Johannesburg: South Africa is falling further behind the world in fuel quality, and it’s hitting SA motorists where it hurts most: their pockets and their health.

July 2017 was the planned introduction date for a Clean Fuels policy which would have resulted in you breathing cleaner air and paying less at the fuel pumps, but the deadline has come and gone while the government dithers.

The idea was to upgrade South Africa’s oil refineries from producing so-called Euro level 2 fuels to Euro 5, the high-quality grades sold in Europe and other first-world markets. The Euro 2 stuff produced locally is not only dirtier but also requires some modern engines to be adapted to be able to run on it.

Since it’s an expensive job to upgrade refineries to produce cleaner fuel, the local oil industry hasn’t done it voluntarily which is why in the 2013/2014 budget the then Minister of Finance announced a R40-billion allocation for it. But the plan seems to have been put on the back burner with government clearly deciding there’s better ways to spend (loot?) the money.

There’s no question that introducing Euro 5 fuel is a priority for any government concerned about the health of its populace. For starters the fuel is cleaner. It has lower levels of benzene and sulphur than current fuel and emits less CO2 and other hazardous gasses that are harmful to human health and the environment.

15 years behind

Secondly, clean fuels would avoid the need to adapt many modern new vehicles to our lower fuel quality. Currently, adjustments are required to engine management systems, drive trains, and exhaust systems.

Also, having to build export vehicles for high technology markets as well  as vehicles for our low technology market is inefficient and negatively impacts on our vehicle manufacturing industry’s global competitiveness.

It leaves South Africa about 15 years behind the rest of the world in terms of fuel standards and quality. But government seems more interested in milking the motorist cash-cow than worrying about our health.

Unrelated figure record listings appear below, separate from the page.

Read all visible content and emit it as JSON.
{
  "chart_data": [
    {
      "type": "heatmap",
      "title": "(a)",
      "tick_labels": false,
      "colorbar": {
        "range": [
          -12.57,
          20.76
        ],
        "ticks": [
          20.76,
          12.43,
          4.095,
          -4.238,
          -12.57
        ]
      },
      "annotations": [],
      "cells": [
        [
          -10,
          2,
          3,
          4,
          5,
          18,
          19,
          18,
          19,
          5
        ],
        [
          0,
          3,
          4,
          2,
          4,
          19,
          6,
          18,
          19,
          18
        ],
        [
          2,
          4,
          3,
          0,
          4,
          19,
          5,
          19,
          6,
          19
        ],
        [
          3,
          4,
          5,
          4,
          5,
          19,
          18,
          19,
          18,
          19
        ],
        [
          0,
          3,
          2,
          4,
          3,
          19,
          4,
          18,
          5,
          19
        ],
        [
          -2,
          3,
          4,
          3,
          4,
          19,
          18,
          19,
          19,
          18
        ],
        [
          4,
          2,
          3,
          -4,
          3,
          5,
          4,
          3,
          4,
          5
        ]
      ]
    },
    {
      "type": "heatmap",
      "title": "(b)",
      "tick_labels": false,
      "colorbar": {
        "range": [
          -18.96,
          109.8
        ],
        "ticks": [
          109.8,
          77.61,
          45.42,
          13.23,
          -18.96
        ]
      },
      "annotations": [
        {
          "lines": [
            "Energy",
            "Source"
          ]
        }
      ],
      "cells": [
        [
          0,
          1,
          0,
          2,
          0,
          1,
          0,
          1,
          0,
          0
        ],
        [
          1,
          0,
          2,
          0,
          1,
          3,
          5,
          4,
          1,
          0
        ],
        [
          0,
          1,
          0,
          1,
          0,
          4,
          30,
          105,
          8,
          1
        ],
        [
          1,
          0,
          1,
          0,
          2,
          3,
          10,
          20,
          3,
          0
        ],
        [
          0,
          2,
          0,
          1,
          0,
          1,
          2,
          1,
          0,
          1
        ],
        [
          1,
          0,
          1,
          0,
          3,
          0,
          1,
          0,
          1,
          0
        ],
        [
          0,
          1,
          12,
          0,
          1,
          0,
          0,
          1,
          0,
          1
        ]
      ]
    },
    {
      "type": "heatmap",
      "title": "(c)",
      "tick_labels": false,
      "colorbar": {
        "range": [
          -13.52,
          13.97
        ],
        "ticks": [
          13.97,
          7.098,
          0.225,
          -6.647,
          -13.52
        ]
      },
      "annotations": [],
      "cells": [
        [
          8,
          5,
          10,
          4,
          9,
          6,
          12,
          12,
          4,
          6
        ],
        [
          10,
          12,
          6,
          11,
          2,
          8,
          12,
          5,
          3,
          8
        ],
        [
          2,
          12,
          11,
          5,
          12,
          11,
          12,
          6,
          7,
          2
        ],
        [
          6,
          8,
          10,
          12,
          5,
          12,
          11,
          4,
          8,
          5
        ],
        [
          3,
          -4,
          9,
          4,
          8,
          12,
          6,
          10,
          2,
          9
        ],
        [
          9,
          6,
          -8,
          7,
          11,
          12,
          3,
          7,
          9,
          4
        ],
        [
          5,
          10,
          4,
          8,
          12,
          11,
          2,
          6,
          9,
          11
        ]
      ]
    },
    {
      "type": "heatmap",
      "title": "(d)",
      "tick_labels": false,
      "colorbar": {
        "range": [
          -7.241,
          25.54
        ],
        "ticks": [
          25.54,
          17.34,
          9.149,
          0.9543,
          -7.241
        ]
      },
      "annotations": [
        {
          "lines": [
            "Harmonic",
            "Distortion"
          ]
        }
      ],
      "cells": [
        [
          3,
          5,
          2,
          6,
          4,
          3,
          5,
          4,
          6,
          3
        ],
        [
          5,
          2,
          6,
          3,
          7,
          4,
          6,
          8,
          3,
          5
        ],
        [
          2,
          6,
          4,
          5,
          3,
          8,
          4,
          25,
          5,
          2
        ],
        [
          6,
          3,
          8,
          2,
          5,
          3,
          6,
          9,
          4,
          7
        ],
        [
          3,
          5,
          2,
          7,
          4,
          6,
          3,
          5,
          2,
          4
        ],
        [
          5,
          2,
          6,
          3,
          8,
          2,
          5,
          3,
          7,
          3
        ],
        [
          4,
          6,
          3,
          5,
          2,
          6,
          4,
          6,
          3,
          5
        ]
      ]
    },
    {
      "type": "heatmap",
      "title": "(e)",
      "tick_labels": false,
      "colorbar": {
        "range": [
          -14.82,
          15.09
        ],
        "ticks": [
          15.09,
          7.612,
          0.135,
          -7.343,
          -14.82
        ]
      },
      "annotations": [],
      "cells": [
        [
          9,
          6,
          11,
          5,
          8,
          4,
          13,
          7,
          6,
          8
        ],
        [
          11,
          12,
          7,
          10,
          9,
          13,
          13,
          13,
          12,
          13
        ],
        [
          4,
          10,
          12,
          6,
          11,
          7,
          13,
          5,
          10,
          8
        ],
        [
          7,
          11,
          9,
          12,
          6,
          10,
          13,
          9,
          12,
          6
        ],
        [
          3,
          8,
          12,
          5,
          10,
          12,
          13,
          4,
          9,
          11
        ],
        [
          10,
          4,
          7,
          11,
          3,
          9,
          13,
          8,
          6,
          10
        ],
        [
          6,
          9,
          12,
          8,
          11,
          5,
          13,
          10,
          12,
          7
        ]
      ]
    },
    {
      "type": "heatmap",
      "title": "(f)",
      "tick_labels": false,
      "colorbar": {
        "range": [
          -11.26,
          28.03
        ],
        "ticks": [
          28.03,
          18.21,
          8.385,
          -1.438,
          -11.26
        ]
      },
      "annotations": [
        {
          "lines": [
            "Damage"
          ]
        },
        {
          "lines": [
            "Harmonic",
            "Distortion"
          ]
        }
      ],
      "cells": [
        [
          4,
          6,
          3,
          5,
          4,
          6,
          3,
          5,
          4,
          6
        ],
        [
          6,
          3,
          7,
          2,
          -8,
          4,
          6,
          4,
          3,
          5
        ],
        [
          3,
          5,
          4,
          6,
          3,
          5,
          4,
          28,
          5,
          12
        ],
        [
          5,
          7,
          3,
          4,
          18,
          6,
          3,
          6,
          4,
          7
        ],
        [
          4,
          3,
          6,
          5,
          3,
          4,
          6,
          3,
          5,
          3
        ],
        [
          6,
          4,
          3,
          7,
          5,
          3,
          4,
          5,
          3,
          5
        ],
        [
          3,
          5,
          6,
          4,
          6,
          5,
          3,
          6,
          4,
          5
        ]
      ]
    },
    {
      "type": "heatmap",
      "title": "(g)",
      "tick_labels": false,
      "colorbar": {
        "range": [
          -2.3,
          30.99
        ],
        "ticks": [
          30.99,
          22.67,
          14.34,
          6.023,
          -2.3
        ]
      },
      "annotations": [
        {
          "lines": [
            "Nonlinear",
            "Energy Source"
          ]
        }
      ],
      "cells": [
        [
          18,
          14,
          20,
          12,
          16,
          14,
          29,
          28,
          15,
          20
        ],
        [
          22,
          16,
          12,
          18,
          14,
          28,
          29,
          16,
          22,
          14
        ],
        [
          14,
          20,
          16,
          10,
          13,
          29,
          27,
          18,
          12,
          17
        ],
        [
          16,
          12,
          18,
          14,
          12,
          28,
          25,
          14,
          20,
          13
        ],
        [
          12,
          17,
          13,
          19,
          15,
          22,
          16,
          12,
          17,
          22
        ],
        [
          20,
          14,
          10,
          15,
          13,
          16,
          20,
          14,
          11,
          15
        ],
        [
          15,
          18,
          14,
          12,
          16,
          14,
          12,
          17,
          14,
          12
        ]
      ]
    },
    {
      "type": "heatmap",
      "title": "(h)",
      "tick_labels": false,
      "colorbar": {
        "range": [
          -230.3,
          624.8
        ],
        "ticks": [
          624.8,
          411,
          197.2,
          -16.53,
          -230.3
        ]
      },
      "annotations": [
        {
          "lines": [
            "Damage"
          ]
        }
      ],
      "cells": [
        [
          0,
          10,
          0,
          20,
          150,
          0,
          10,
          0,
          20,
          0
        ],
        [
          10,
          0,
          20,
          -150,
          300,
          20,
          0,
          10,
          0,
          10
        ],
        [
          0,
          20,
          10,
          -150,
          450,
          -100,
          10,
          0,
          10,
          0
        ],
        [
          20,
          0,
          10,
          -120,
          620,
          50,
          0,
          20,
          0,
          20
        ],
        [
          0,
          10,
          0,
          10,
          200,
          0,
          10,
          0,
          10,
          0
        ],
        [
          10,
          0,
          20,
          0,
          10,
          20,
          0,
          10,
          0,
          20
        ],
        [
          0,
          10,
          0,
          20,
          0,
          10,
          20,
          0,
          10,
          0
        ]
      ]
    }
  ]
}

Back in 2010 government introduced a CO2 tax – the so-called ‘green tax’ – where any car emitting more than 120g of carbon dioxide per kilometre was taxed at R75 per gram.

It was ostensibly a plan to reduce air pollution by incentivising the production of cleaner-burning cars, but motor companies are simply passing on the CO2 tax cost to their customers. The great majority of vehicles sold in SA are over the 120g limit, and the tax raised car prices by about two percent on average.

Tipping point

A  plateau has been reached in terms of reducing CO2 emissions with existing engines. This means that to make cars run any cleaner requires cleaner fuels.

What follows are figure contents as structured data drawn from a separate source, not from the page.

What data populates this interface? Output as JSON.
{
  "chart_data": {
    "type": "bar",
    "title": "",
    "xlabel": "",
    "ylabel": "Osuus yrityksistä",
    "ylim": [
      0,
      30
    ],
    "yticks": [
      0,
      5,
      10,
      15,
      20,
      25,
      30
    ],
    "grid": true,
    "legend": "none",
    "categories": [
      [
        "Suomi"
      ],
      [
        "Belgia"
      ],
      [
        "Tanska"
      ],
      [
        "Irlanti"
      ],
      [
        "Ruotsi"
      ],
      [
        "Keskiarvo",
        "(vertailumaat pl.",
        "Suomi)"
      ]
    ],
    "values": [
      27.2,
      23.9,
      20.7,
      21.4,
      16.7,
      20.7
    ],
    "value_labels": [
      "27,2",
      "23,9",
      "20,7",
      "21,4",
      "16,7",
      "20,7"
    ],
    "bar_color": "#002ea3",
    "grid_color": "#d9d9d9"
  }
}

According to Naamsa (National Association of Automobile Manufacturers of SA), we’re now reaching a tipping point. New-technology engines being introduced in Europe in 2018, featuring four-way catalytic converters, will no longer be able to run on our jungle juice. We’ll either be denied access to the latest low-emission cars or they’ll need expensive reverse engineering. In the end it hits you and me in our pockets, and in our lungs.

This delay in introducing clean fuels leaves us questioning just how committed our leaders really are to cleaning up the air or saving motorists money.
Introducing clean fuels would reduce the CO2 outputs (and prices) of cars, but earn less tax for the government. You do the math.